I'm starting the new business, and Verizon rapes you for business service. I have cell phones that for now are personal and a family plan to start out, in part because there's probably not going to be an "office" in the traditional sense. What the office will amount to is a computer lab and place for me and people working for me to meet if needed.

Anyway, I was wondering if maybe it would be worth using VOIP over my existing FiOS internet connection at home, on the idea of having a "real" number that can forward to a cell if needed, having more sophisticated voicemail, etc., without it costing absurd amounts. And if that would mean it could also be used over internet from another location, like the computer lab/office if it had non-phone based internet connectivity (which is a whole other issue; I could use my existing office and probably will at first, but there's no reasonable internet option there, or wasn't, such that when I did have internet that wasn't borrowed from my big client it was 64k of T-1 for $99 a month).

FWIW we use the Freedom plan on the home phone, so it's unlimed calling to the US and Canada, allowing hours of calling to California and stuff. No surprises.

cp

Actually, you don't need your computer on. Just the router. And you can order everything normally (even pizza and Chinese), and you can forward to any number you want--even cell or places you travel.

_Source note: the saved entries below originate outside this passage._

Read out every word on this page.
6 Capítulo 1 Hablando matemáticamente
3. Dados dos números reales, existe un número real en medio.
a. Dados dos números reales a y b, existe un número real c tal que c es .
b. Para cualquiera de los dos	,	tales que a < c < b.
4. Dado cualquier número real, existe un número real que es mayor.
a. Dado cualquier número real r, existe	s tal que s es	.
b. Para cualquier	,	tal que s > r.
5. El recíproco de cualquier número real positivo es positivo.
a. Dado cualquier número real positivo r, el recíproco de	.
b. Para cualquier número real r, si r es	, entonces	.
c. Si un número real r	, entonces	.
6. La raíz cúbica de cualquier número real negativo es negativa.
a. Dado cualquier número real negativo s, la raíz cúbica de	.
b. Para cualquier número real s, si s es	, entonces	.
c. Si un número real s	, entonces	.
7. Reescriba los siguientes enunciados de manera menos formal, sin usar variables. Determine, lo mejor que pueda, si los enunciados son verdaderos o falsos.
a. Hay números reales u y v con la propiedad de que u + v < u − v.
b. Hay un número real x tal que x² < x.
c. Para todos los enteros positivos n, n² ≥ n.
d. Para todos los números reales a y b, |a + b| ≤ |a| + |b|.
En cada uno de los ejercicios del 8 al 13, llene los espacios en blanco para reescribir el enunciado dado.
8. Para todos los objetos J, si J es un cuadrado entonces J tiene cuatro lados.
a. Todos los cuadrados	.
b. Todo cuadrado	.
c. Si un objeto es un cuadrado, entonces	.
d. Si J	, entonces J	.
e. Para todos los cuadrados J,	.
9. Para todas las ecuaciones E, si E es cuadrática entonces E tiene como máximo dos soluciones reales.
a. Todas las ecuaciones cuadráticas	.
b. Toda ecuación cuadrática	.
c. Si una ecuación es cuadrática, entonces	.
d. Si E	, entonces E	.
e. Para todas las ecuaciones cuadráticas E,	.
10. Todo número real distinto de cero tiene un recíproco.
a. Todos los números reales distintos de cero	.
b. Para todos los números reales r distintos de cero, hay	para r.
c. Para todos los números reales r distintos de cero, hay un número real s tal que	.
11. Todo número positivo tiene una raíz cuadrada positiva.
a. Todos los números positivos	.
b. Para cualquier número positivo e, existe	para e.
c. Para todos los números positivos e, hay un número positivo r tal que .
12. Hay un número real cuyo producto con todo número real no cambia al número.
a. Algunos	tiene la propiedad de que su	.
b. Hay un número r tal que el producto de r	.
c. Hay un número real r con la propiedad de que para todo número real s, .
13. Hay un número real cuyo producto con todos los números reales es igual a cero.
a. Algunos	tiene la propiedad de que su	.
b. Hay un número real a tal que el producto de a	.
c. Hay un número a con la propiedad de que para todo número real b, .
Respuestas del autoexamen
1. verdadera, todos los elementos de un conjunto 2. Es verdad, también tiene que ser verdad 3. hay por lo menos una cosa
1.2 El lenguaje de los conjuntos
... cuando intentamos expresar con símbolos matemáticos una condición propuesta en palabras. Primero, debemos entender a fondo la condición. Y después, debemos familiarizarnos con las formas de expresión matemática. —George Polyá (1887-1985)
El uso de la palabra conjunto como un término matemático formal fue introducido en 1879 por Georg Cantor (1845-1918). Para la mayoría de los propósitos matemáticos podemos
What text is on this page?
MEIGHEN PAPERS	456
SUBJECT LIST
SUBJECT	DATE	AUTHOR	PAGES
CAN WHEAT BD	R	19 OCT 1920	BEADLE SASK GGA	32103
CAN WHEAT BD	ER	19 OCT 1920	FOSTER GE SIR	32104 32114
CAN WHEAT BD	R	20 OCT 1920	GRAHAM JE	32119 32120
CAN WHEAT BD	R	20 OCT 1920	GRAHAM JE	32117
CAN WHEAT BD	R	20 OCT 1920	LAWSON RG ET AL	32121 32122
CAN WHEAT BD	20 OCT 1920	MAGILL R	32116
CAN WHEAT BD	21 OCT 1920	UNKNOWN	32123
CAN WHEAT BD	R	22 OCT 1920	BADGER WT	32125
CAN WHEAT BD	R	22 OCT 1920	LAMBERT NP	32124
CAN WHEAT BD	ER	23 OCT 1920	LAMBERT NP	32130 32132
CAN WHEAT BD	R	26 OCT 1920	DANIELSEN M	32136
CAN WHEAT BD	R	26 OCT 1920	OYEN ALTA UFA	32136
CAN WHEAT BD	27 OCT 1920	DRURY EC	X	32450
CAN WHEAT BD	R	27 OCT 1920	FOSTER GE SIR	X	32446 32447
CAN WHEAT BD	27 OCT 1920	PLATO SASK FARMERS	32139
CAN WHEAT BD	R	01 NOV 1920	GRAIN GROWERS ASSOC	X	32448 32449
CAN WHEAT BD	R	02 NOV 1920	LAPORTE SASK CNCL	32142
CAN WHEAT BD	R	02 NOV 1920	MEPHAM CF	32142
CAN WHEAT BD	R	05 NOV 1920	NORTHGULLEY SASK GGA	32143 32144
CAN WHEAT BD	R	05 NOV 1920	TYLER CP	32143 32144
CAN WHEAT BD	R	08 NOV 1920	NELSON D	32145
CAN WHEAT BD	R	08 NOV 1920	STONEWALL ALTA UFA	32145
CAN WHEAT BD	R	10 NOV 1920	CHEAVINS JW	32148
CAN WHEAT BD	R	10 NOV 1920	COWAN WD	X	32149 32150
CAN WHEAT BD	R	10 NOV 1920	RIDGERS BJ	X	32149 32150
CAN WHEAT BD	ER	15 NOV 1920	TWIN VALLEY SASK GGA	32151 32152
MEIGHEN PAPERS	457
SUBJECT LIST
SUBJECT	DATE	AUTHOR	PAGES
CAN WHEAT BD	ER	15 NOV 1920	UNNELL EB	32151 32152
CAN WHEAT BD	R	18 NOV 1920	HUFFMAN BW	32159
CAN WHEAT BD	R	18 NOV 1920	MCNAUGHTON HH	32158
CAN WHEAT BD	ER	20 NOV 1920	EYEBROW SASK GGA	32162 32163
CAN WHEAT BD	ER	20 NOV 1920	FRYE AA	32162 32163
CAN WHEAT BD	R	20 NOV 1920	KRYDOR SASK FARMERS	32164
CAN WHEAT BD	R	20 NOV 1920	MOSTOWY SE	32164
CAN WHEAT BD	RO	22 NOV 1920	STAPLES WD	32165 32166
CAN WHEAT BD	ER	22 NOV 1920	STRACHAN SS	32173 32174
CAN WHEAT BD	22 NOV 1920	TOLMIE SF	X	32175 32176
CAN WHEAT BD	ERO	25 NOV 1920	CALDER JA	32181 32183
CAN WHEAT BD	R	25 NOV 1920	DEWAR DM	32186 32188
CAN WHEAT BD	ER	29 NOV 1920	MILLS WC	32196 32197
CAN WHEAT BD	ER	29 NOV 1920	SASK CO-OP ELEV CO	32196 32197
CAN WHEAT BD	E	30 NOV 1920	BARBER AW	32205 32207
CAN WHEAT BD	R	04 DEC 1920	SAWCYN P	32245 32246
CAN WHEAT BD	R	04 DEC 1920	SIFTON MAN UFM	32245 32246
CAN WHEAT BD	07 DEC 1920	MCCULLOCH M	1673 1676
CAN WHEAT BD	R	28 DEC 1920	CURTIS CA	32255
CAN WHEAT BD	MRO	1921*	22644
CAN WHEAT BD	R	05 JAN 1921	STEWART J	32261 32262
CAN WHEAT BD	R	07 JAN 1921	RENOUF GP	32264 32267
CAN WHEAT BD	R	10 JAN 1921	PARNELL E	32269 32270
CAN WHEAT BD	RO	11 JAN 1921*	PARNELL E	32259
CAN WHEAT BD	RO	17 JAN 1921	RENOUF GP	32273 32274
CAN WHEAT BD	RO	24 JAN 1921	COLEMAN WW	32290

I can call all the US and Canada and I think it's five European countries, including England. I pay around $32/month after taxes for unlimited calling.

bogie

Thanks for all the info CP. All we need is a basic plan ($15) as we don't use the phone very much. 500 minutes is much more than we will ever use in a month - including holidays.

Can't use plans from the long distance company as it would cost more a year than we make in phone calls anyway (believe me, I checked into that a long time ago).